Introducing a multidimensional poverty measure that captures both monetary deprivation but also the access to basic services reveals a world in which poverty is a more entrenched problem. As the report puts it, globally the share of poor according to a multidimensional definition that includes consumption, education, and access to basic infrastructure is approximately 50 percent higher than when relying solely on monetary poverty. One notable finding for Latin America is that the population that lacks adequate sanitation is several times higher than those who are monetarily poor. The rural poor are also particularly worse off in Latin America, reflecting low education and sanitation. The exercise of compiling these new estimates of multidimensional poverty also showed how few countries have data for estimating all dimensions of poverty. More and better welfare data remains in our collective to-do list.
It is also worth clarifying what these measures are not. As it turns out there are often some basic misunderstandings about measuring poverty, and not just in the minds of a five-year-old. The rationale for these new poverty indicators is not about accounting for different price levels or consumption baskets. The cost of the same good ranges widely in different countries. What is a basic necessity in one country isn’t in another one. These facts matter for poverty measurement but they are already taken care of in the International Poverty Line. The use of purchasing power parities from the International Comparison Program takes care of price differentials. The use of a monetary standard like $1.90/day has the great advantage that it is not prescriptive about what items should be included in the basket of basic needs. Thus, simply put, neither price levels or different consumption baskets provide the reason for going beyond our standard monetary measures of poverty.
These measures are not about abandoning monetary measures of poverty. Income or consumption are essential for well-being as they capture how much food, clothing, shelter, and other necessities a family can purchase. In fact, the multidimensional poverty measure introduced in the report includes income among its dimensions to recognize the importance of monetary deprivations. After all, many essential goods and services are bought in the marketplace.

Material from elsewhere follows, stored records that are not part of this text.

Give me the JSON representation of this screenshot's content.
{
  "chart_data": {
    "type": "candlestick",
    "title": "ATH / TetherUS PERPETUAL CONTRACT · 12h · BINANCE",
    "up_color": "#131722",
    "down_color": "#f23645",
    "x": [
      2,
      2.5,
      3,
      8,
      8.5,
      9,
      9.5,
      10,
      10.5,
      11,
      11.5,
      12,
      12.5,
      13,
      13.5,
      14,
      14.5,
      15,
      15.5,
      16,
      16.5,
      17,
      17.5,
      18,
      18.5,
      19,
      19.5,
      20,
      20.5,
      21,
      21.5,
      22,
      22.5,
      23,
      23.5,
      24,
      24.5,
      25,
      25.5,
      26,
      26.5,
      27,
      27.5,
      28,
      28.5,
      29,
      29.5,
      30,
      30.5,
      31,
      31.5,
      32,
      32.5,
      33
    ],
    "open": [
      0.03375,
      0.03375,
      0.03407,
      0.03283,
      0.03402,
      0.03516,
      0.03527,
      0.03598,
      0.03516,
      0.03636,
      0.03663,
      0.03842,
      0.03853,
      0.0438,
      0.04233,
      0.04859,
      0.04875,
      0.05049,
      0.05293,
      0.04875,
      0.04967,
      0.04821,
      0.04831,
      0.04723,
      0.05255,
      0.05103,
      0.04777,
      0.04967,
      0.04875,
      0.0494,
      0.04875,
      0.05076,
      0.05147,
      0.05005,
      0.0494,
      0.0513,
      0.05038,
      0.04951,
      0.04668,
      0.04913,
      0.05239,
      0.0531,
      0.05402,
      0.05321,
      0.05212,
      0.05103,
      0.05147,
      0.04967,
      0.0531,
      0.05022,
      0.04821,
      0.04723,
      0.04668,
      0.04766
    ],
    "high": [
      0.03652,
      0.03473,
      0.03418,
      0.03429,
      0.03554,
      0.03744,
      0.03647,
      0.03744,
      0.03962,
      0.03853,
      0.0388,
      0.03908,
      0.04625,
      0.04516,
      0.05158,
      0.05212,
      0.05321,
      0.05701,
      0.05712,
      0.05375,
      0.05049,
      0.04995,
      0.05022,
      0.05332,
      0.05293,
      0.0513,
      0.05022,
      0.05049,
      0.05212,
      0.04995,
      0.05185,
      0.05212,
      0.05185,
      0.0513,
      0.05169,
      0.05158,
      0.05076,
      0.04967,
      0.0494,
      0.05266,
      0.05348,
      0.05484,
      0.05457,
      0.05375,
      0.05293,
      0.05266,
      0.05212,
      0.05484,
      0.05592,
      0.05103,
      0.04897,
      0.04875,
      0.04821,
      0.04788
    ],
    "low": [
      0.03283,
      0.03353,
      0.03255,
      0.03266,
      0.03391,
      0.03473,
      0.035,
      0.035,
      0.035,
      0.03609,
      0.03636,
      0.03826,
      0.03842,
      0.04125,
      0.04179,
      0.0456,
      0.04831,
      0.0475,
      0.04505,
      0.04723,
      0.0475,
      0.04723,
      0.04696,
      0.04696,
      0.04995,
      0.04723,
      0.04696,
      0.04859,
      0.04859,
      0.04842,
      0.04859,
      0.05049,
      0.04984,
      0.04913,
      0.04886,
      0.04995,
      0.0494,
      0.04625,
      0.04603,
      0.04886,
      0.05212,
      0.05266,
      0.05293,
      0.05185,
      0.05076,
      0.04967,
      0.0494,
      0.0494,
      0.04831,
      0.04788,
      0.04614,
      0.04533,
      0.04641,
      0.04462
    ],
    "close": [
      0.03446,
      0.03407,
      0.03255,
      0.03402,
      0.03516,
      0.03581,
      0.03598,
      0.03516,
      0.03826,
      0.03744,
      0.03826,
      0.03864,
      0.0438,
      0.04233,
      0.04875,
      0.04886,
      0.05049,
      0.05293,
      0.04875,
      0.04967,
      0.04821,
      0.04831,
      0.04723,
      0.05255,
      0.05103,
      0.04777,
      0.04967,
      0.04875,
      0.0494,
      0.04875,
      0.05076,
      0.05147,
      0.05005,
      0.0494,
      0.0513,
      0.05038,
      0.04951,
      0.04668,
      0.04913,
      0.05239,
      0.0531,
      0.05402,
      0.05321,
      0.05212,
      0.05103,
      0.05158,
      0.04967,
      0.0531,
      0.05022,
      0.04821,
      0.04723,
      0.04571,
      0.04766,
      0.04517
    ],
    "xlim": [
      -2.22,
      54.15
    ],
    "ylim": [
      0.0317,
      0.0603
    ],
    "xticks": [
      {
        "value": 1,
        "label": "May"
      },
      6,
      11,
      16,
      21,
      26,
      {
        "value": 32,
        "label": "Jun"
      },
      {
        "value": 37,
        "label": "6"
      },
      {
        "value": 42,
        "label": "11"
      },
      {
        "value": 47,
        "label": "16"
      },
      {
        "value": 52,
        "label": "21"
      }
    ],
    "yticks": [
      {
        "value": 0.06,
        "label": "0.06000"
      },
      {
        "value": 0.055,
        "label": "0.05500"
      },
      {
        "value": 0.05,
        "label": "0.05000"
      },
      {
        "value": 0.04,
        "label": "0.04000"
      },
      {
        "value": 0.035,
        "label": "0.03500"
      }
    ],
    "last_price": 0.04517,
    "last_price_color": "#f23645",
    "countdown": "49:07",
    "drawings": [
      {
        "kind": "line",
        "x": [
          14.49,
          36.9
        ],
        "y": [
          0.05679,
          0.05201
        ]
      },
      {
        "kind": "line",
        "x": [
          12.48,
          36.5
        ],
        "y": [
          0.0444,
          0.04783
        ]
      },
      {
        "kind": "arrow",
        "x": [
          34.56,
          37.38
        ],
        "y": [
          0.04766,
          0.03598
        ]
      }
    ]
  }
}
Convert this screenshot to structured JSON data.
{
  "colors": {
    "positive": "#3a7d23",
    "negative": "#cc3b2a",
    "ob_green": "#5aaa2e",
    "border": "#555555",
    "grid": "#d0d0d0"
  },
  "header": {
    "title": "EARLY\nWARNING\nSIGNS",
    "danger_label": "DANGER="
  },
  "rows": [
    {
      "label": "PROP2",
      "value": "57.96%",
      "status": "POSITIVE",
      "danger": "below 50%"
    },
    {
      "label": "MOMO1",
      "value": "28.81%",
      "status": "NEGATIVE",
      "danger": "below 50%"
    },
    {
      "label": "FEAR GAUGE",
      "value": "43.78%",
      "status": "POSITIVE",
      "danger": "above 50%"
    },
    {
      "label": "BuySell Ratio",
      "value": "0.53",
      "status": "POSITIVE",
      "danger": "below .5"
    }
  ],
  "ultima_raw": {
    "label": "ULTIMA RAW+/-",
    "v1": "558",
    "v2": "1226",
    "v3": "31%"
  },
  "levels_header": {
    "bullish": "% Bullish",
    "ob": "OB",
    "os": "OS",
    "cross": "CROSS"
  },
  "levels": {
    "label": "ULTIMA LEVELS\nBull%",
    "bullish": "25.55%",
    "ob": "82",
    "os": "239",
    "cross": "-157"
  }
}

Measuring poverty in all its forms everywhere is not an easy thing. Over thirty years ago the late Tony Atkinson – an authority on poverty an inequality – wrote that we should recognize the “diversity of judgments affecting all aspects of measuring poverty” when setting about the task of coming up with poverty. No single measure is bound to satisfy all such diverse views – including my five-year-old daughter’s take on the importance of gummy bears and blankets as basic needs. It follows that if we are to end poverty in all its forms we can do much worse than having an array of complementary measures to better track progress towards our shared goal.